Historique

 

 

Prostitution à Charleroi

 

La prostitution a toujours existé à Charleroi. Le triangle, quartier chaud de Charleroi ville basse, est constitué de trois rues: rue Desandrouin, rue du Moulin, rue de la Fenderie.

 

 

Jusqu'à la fin des années 90, la prostitution dans les bars étaient extrêmenent répandue.

Aujourd'hui, la prostitution de rue est l'activité dominante. 

Le Triangle était alors un quartier à forte mixité sociale avec une intense activité, de jour comme de nuit.

 

Si la majorité de la prostitution est féminine, elle concerne aussi des hommes et des transsexuels.

Avant mai 2002, la prostitution à Charleroi se partageait entre une prostitution de bar et une prostitution de rue.

 

Suite aux résultats des travaux de la "Commission sur la traite des êtres humains", demandé par le Centre  pour l'Egalité des Chances, le Conseil Communal vote le 30 mai 2002 un règlement interdisant l'ouverture ou réouverture d'établissements (bars) sur le territoire de Charleroi et limite les bars à trois rues: rue Desandrouin, rue du Moulin et rue de la Fenderie (le "Triangle").

S'en suivront une désertification et une dégradation du quartier.

La prostitution de rue va alors se développer davantage.

La mixité sociale, bien présente auparavant, disparaît.

 

Afin d'améliorer son image et de favoriser un redressement économique, la ville lance les projets "Phénix"  et "Rive Gauche" en 2007-2008.

Le premier vise à redessiner tout un plan de la Ville Basse dont  le réaménagement du triangle.

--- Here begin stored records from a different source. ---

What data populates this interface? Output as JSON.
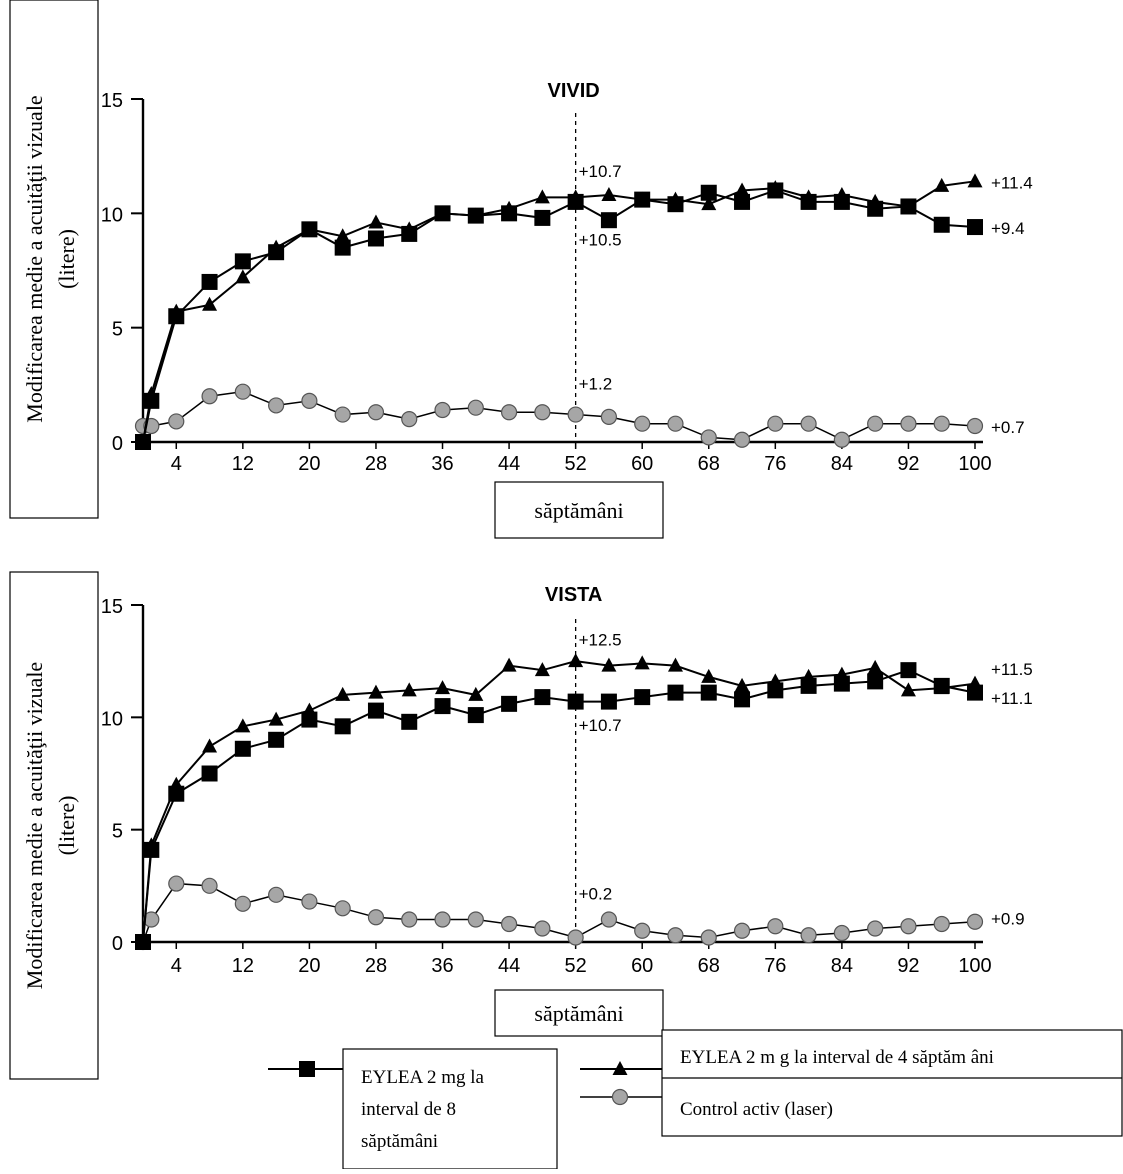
{
  "chart_data": [
    {
      "type": "line",
      "title": "VIVID",
      "xlabel": "săptămâni",
      "ylabel_line1": "Modificarea medie a acuităţii vizuale",
      "ylabel_line2": "(litere)",
      "xlim": [
        0,
        100
      ],
      "ylim": [
        0,
        15
      ],
      "xticks": [
        4,
        12,
        20,
        28,
        36,
        44,
        52,
        60,
        68,
        76,
        84,
        92,
        100
      ],
      "yticks": [
        0,
        5,
        10,
        15
      ],
      "grid": false,
      "reference_line_x": 52,
      "x": [
        0,
        1,
        4,
        8,
        12,
        16,
        20,
        24,
        28,
        32,
        36,
        40,
        44,
        48,
        52,
        56,
        60,
        64,
        68,
        72,
        76,
        80,
        84,
        88,
        92,
        96,
        100
      ],
      "series": [
        {
          "name": "EYLEA 2 mg la interval de 8 săptămâni",
          "marker": "square",
          "values": [
            0,
            1.8,
            5.5,
            7.0,
            7.9,
            8.3,
            9.3,
            8.5,
            8.9,
            9.1,
            10.0,
            9.9,
            10.0,
            9.8,
            10.5,
            9.7,
            10.6,
            10.4,
            10.9,
            10.5,
            11.0,
            10.5,
            10.5,
            10.2,
            10.3,
            9.5,
            9.4
          ]
        },
        {
          "name": "EYLEA 2 mg la interval de 4 săptămâni",
          "marker": "triangle",
          "values": [
            0,
            2.1,
            5.7,
            6.0,
            7.2,
            8.5,
            9.3,
            9.0,
            9.6,
            9.3,
            10.0,
            9.9,
            10.2,
            10.7,
            10.7,
            10.8,
            10.6,
            10.6,
            10.4,
            11.0,
            11.1,
            10.7,
            10.8,
            10.5,
            10.3,
            11.2,
            11.4
          ]
        },
        {
          "name": "Control activ (laser)",
          "marker": "circle",
          "values": [
            0.7,
            0.7,
            0.9,
            2.0,
            2.2,
            1.6,
            1.8,
            1.2,
            1.3,
            1.0,
            1.4,
            1.5,
            1.3,
            1.3,
            1.2,
            1.1,
            0.8,
            0.8,
            0.2,
            0.1,
            0.8,
            0.8,
            0.1,
            0.8,
            0.8,
            0.8,
            0.7
          ]
        }
      ],
      "annotations": [
        {
          "text": "+10.7",
          "x": 52,
          "y": 11.9,
          "anchor": "start"
        },
        {
          "text": "+10.5",
          "x": 52,
          "y": 8.9,
          "anchor": "start"
        },
        {
          "text": "+1.2",
          "x": 52,
          "y": 2.6,
          "anchor": "start"
        },
        {
          "text": "+11.4",
          "x": 102,
          "y": 11.4,
          "anchor": "start"
        },
        {
          "text": "+9.4",
          "x": 102,
          "y": 9.4,
          "anchor": "start"
        },
        {
          "text": "+0.7",
          "x": 102,
          "y": 0.7,
          "anchor": "start"
        }
      ]
    },
    {
      "type": "line",
      "title": "VISTA",
      "xlabel": "săptămâni",
      "ylabel_line1": "Modificarea medie a acuităţii vizuale",
      "ylabel_line2": "(litere)",
      "xlim": [
        0,
        100
      ],
      "ylim": [
        0,
        15
      ],
      "xticks": [
        4,
        12,
        20,
        28,
        36,
        44,
        52,
        60,
        68,
        76,
        84,
        92,
        100
      ],
      "yticks": [
        0,
        5,
        10,
        15
      ],
      "grid": false,
      "reference_line_x": 52,
      "x": [
        0,
        1,
        4,
        8,
        12,
        16,
        20,
        24,
        28,
        32,
        36,
        40,
        44,
        48,
        52,
        56,
        60,
        64,
        68,
        72,
        76,
        80,
        84,
        88,
        92,
        96,
        100
      ],
      "series": [
        {
          "name": "EYLEA 2 mg la interval de 8 săptămâni",
          "marker": "square",
          "values": [
            0,
            4.1,
            6.6,
            7.5,
            8.6,
            9.0,
            9.9,
            9.6,
            10.3,
            9.8,
            10.5,
            10.1,
            10.6,
            10.9,
            10.7,
            10.7,
            10.9,
            11.1,
            11.1,
            10.8,
            11.2,
            11.4,
            11.5,
            11.6,
            12.1,
            11.4,
            11.1
          ]
        },
        {
          "name": "EYLEA 2 mg la interval de 4 săptămâni",
          "marker": "triangle",
          "values": [
            0,
            4.3,
            7.0,
            8.7,
            9.6,
            9.9,
            10.3,
            11.0,
            11.1,
            11.2,
            11.3,
            11.0,
            12.3,
            12.1,
            12.5,
            12.3,
            12.4,
            12.3,
            11.8,
            11.4,
            11.6,
            11.8,
            11.9,
            12.2,
            11.2,
            11.3,
            11.5
          ]
        },
        {
          "name": "Control activ (laser)",
          "marker": "circle",
          "values": [
            0,
            1.0,
            2.6,
            2.5,
            1.7,
            2.1,
            1.8,
            1.5,
            1.1,
            1.0,
            1.0,
            1.0,
            0.8,
            0.6,
            0.2,
            1.0,
            0.5,
            0.3,
            0.2,
            0.5,
            0.7,
            0.3,
            0.4,
            0.6,
            0.7,
            0.8,
            0.9
          ]
        }
      ],
      "annotations": [
        {
          "text": "+12.5",
          "x": 52,
          "y": 13.5,
          "anchor": "start"
        },
        {
          "text": "+10.7",
          "x": 52,
          "y": 9.7,
          "anchor": "start"
        },
        {
          "text": "+0.2",
          "x": 52,
          "y": 2.2,
          "anchor": "start"
        },
        {
          "text": "+11.5",
          "x": 102,
          "y": 12.2,
          "anchor": "start"
        },
        {
          "text": "+11.1",
          "x": 102,
          "y": 10.9,
          "anchor": "start"
        },
        {
          "text": "+0.9",
          "x": 102,
          "y": 1.1,
          "anchor": "start"
        }
      ]
    }
  ],
  "legend": {
    "items": [
      {
        "marker": "square",
        "label_lines": [
          "EYLEA 2 mg la",
          "interval de 8",
          "săptămâni"
        ]
      },
      {
        "marker": "triangle",
        "label_lines": [
          "EYLEA 2 m g la interval de 4 săptăm âni"
        ]
      },
      {
        "marker": "circle",
        "label_lines": [
          "Control activ (laser)"
        ]
      }
    ]
  }
}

Le second est dédié à la création d'un centre commercial 

 

La prostitution dans le triangle devenait ainsi pour les autorités communales incompatible avec les projets de rénovation.

 

Le 20 septembre 2010 , un  engagement  unilatéral signé par le  Conseil Communal de la Ville de Charleroi avec la SA Engelstein (qui a racheté une partie du quartier de la Ville Basse) exige la suppression de la prostitution de rue sur le territoire de Charleroi Ville Basse.

 

Les associations de terrain, dont nous faisons partie, se mobilisent car elles craignent le développement d'une prostitution clandestine et par ce fait perdre le lien avec les personnes qui en ont le plus besoin.

 

Dans un même temps, la prostitution de rue se propage dans d'autres quartiers de la Ville Basse (rue Léopold, quai de Brabant, quai de Flandres,... ).

 

Malgré les mobilisations du public concerné et des associations, un arreté communal sera voté le 27 juin 2011, et interdira toute prostitution dans le quartier du Triangle ainsi que dans la  rue Léopold et le long des quais.

Il proposera de déplacer l'activité des prostituées à la rue du Rivage, Quai de Flandres, derrière la cité des finances et le TEC.

Ce règlement impose un horaire très strict et des arrestations administratives .

 

Le constat ne se fait pas attendre, l'isolement de ce nouveau lieu de prostitution  augmente l'insécurité pour les personnes prostituées. 

Les femmes craignent ainsi d'être confrontées à des situations plus dangereuses encore que dans le quartier du Triangle au sein duquel une certaine vigilance collective était possible.

De plus, de nouveaux problèmes liés à l'organisation et au contrôle de l'activité prostitutionnelle verront le jour.

Un nouveau Règlement Communal sera d'application le 1er décembre 2014.

Son article 3  stipule :

"La seule présence sur la voie publique des personnes se destinant activement à la prostitution (prostitution dite de rue) est interdite sur l’ensemble du territoire communal."